Moins-values mobilières : un choix d’imputation limité

Une réponse ministérielle du 11 mai 2017 conclut à l’obligation pour les contribuables d’imputer les moins-values disponibles avant de pouvoir bénéficier de l’abattement pour durée de détention. Explications.


Les plus-values mobilières réalisées depuis le 1er janvier 2013 supportent l’impôt sur le revenu aux taux prévus par le barème progressif, mais l’assiette imposable peut être réduite :

  • par un abattement pour durée de détention, si les plus-values portent sur des actions ou des parts sociales ;
  • par l’imputation des moins-values de même nature (réalisées au titre de l’année en question ou de l’une des 10 précédentes).

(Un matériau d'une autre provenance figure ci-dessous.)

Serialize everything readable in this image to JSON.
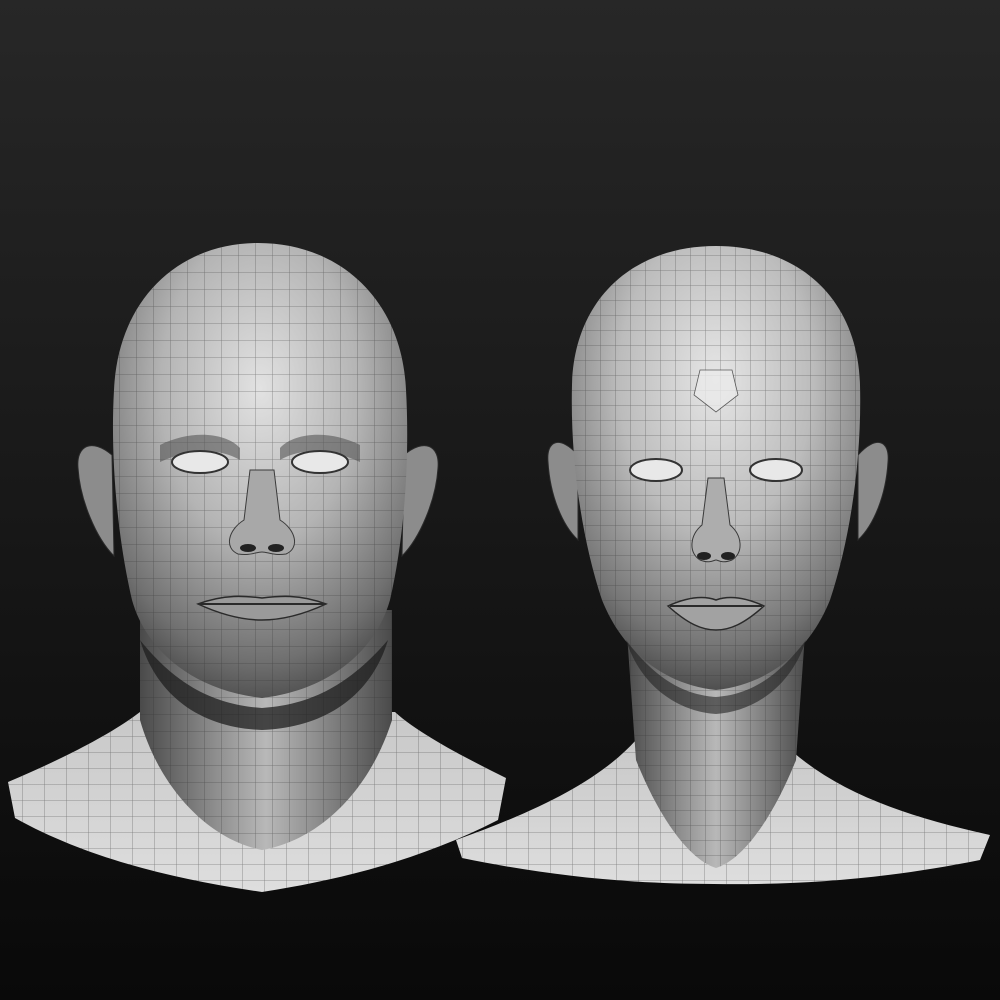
{
  "scene": {
    "background": {
      "top": "#262626",
      "bottom": "#0a0a0a"
    },
    "mesh_color": "#3a3a3a",
    "skin_light": "#e6e6e6",
    "skin_mid": "#9a9a9a",
    "skin_dark": "#3c3c3c",
    "models": [
      {
        "name": "male-head-wireframe",
        "label": ""
      },
      {
        "name": "female-head-wireframe",
        "label": ""
      }
    ]
  }
}
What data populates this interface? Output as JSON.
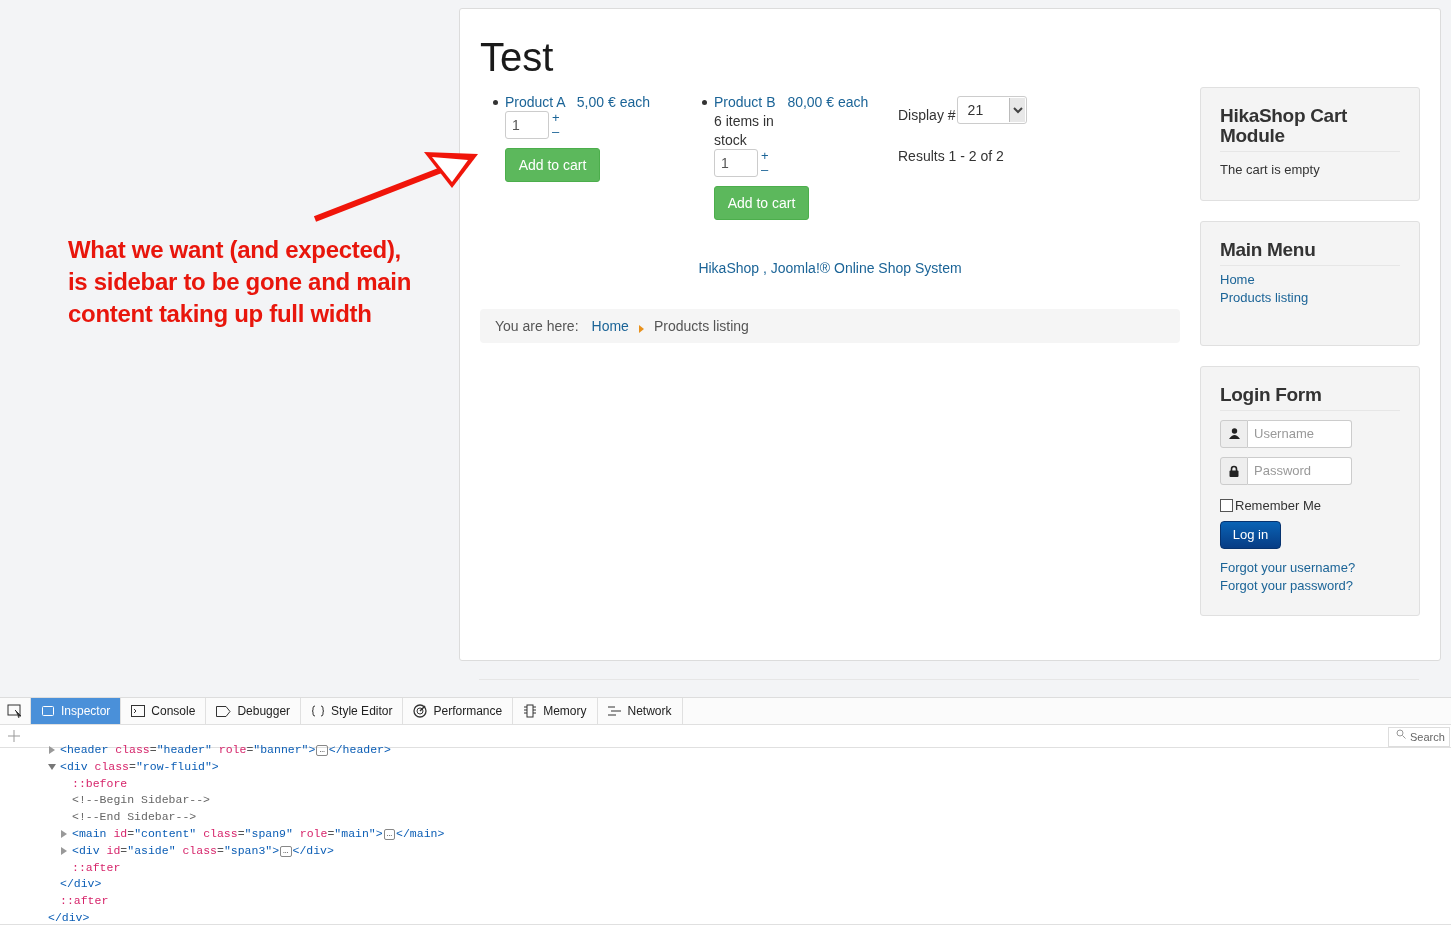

La possibilité d’imputation

Les règles relatives à l’imputation des moins-values ont été précisées par le Conseil d’Etat dans une décision du 12 novembre 2015 n°390265 qui a jugé que les moins-values :

  • ne doivent pas se voir appliquer d’abattement pour durée de détention ;
  • doivent être déduites des plus-values avant l’abattement pour durée de détention auquel les plus-values ouvrent droit ;
  • peuvent être imputées par le contribuable « pour le montant et sur les plus-values de son choix », qu’il s’agisse de moins-values de la même année ou de moins-values d’années précédentes reportées.

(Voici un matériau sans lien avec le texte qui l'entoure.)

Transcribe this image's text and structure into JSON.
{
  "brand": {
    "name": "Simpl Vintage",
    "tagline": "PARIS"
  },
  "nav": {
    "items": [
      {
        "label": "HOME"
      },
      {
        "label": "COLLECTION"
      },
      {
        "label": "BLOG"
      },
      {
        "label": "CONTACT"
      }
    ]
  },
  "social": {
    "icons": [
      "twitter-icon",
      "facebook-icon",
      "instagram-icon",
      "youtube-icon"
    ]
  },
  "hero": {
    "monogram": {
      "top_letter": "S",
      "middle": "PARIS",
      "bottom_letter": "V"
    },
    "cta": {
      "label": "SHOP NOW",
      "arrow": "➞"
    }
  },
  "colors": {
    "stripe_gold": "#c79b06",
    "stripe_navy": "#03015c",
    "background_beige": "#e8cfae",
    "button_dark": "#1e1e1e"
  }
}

En décidant que l’imputation doit être réalisée avant application de l’abattement, le Conseil d’Etat a réduit mécaniquement l’effet de l’abattement qui ne s’applique qu’au solde de plus-value après l’imputation des moins-values.

La décision a ajouté qu’un contribuable impute ses moins-values « pour le montant et sur les plus-values de son choix » (et n’a donc pas à imputer ses moins-values en proportion de chaque plus-value réalisée par exemple).

En pratique, le contribuable, s’il le peut, doit veiller à imputer ses moins-values en priorité sur les plus-values qui ne bénéficient d’aucun abattement, ce qui est le cas notamment lorsque les titres revendus ont été achetés récemment, puis sur les plus-values bénéficiant des taux d’abattement les plus faibles (50% puis 65% et 85%). En effet l’imputation des moins-values réduit l’effet de l’abattement auquel les plus-values pourraient prétendre.

Le choix refusé par l’Administration : celui de la non-imputation immédiate

La question s’est rapidement posée de savoir si le choix d’imputer ses moins-values « pour le montant et sur les plus-values de son choix » permet à un contribuable de ne pas imputer ses moins-values sur ses plus-values de l’année, en vue de bénéficier plus tard d’une imputation plus efficace (par exemple parce qu’il réalisera une plus-value n’ouvrant pas droit à abattement).

La loi (11 de l’article 150-0 D du CGI), qui prévoit la règle d’imputation, ne semble pas s’opposer à un tel choix dès lors qu’il se contente de préciser : « Les moins-values subies au cours d’une année sont imputables exclusivement sur les plus-values de même nature réalisées au cours de la même année ou des dix années suivantes ».

Le Conseil d’Etat ne s’est pas, quant à lui, expressément prononcé sur cette possibilité.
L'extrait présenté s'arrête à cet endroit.